Hombre pide matrimonio a su novia bajo las auroras boreales



Dale Sharpe tiene 34 años y hace 5 años conoció a Karlie Russel. Desde el primer momento en el que la vio, supo que quería casarse con ella. Sin embargo, el camino hasta ver su sueño hecho realidad no ha sido fácil. Y es que la primera vez, ella tiró el anillo a la basura. 






Los dos australianos son fotógrafos paisajistas. Se conocieron mientras tomaban fotos de una puesta de sol en la Gold Coast australiana. Desde ese momento, se hicieron inseparables. 



Cinco años después de ese primer encuentro, Dale decidió que era hora de dar el gran paso y declararse. Pero él no quería hacerlo de una forma normal; Karlie se merecía algo especial. 


La pareja había viajado hasta Islandia para fotografiar las auroras boreales en más de 30 ocasiones, y Dale pensó que sería el sitio perfecto. Al fin y al cabo, pocos pueden presumir de haber hecho algo así. 



Sin embargo, su plan salió totalmente al revés. Dale compró un anillo de 4.000 dólares y lo escondió dentro de un bote de crema hidratante. Lo metió en la maleta de Karlie y le dijo que era una crema muy cara que le había dado su madre. Pero la maleta de Karlie pesaba más de la cuenta y ¿qué fue lo que decidió que era prescindible? Efectivamente, el bote de crema. Sin ningún reparo, lo tiró a una papelera del aeropuerto.

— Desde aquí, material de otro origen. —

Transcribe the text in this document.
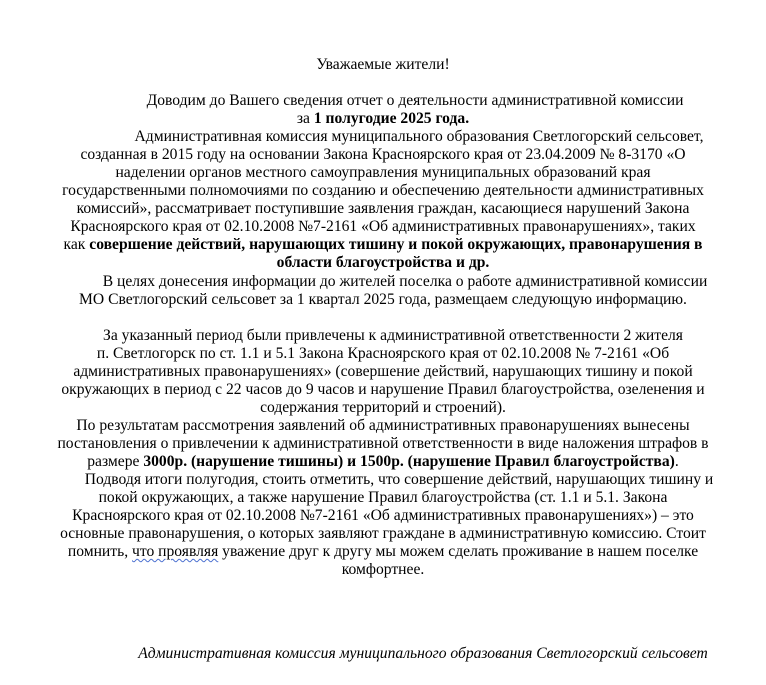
Уважаемые жители!
Доводим до Вашего сведения отчет о деятельности административной комиссии
за 1 полугодие 2025 года.
Административная комиссия муниципального образования Светлогорский сельсовет,
созданная в 2015 году на основании Закона Красноярского края от 23.04.2009 № 8-3170 «О
наделении органов местного самоуправления муниципальных образований края
государственными полномочиями по созданию и обеспечению деятельности административных
комиссий», рассматривает поступившие заявления граждан, касающиеся нарушений Закона
Красноярского края от 02.10.2008 №7-2161 «Об административных правонарушениях», таких
как совершение действий, нарушающих тишину и покой окружающих, правонарушения в
области благоустройства и др.
В целях донесения информации до жителей поселка о работе административной комиссии
МО Светлогорский сельсовет за 1 квартал 2025 года, размещаем следующую информацию.
За указанный период были привлечены к административной ответственности 2 жителя
п. Светлогорск по ст. 1.1 и 5.1 Закона Красноярского края от 02.10.2008 № 7-2161 «Об
административных правонарушениях» (совершение действий, нарушающих тишину и покой
окружающих в период с 22 часов до 9 часов и нарушение Правил благоустройства, озеленения и
содержания территорий и строений).
По результатам рассмотрения заявлений об административных правонарушениях вынесены
постановления о привлечении к административной ответственности в виде наложения штрафов в
размере 3000р. (нарушение тишины) и 1500р. (нарушение Правил благоустройства).
Подводя итоги полугодия, стоить отметить, что совершение действий, нарушающих тишину и
покой окружающих, а также нарушение Правил благоустройства (ст. 1.1 и 5.1. Закона
Красноярского края от 02.10.2008 №7-2161 «Об административных правонарушениях») – это
основные правонарушения, о которых заявляют граждане в административную комиссию. Стоит
помнить, что проявляя уважение друг к другу мы можем сделать проживание в нашем поселке
комфортнее.
Административная комиссия муниципального образования Светлогорский сельсовет
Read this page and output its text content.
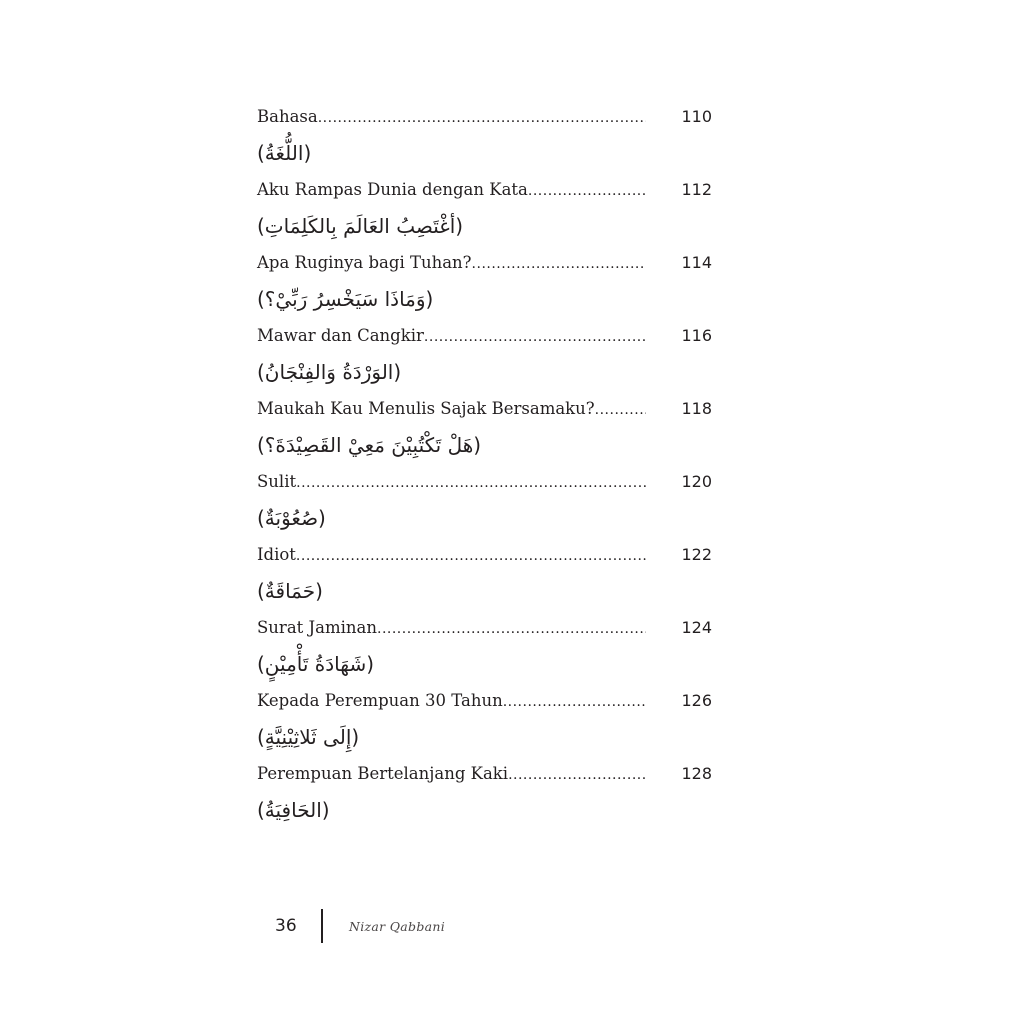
Bahasa .....	110
(اللُّغَةُ)
Aku Rampas Dunia dengan Kata .....	112
(أغْتَصِبُ العَالَمَ بِالكَلِمَاتِ)
Apa Ruginya bagi Tuhan? .....	114
(وَمَاذَا سَيَخْسِرُ رَبِّيْ؟)
Mawar dan Cangkir .....	116
(الوَرْدَةُ وَالفِنْجَانُ)
Maukah Kau Menulis Sajak Bersamaku? .....	118
(هَلْ تَكْتُبِيْنَ مَعِيْ القَصِيْدَةَ؟)
Sulit .....	120
(صُعُوْبَةٌ)
Idiot .....	122
(حَمَاقَةٌ)
Surat Jaminan .....	124
(شَهَادَةُ تَأْمِيْنٍ)
Kepada Perempuan 30 Tahun .....	126
(إِلَى ثَلاثِيْنِيَّةٍ)
Perempuan Bertelanjang Kaki .....	128
(الحَافِيَةُ)
36	Nizar Qabbani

¡Imagina la cara de Dale cuando Karlie le contó por qué el bote no estaba en la maleta cuando llegaron a Islandia! Sin embargo, el chico no se rindió; ahorró dinero para comprar otro anillo y volvió a la carga: la pareja estaba preparando un viaje de dos meses por Islandia, Noruega y Finlandia. 



¡Y esta vez el plan de Dale salió a pedir de boca! Un día en el que las auroras boreales lucían especialmente hermosas, Dale le dijo a Karlie que pondría la cámara con el temporizador para sacar una foto de ellos. En ese momento, Dale se arrodilló y le hizo la gran pregunta. 


Karlie no podía creerlo, estaba totalmente emocionada. Contando su linda historia, dijo “no podía parar de hablar, no podía parar de preguntarle que qué estaba haciendo”. La pobre no se lo esperaba para nada. 

¡Qué idea más bonita la de este chico! Y ahora tienen esta foto que siempre les recordará el bello momento. Les deseamos una vida llena de felicidad y alegría.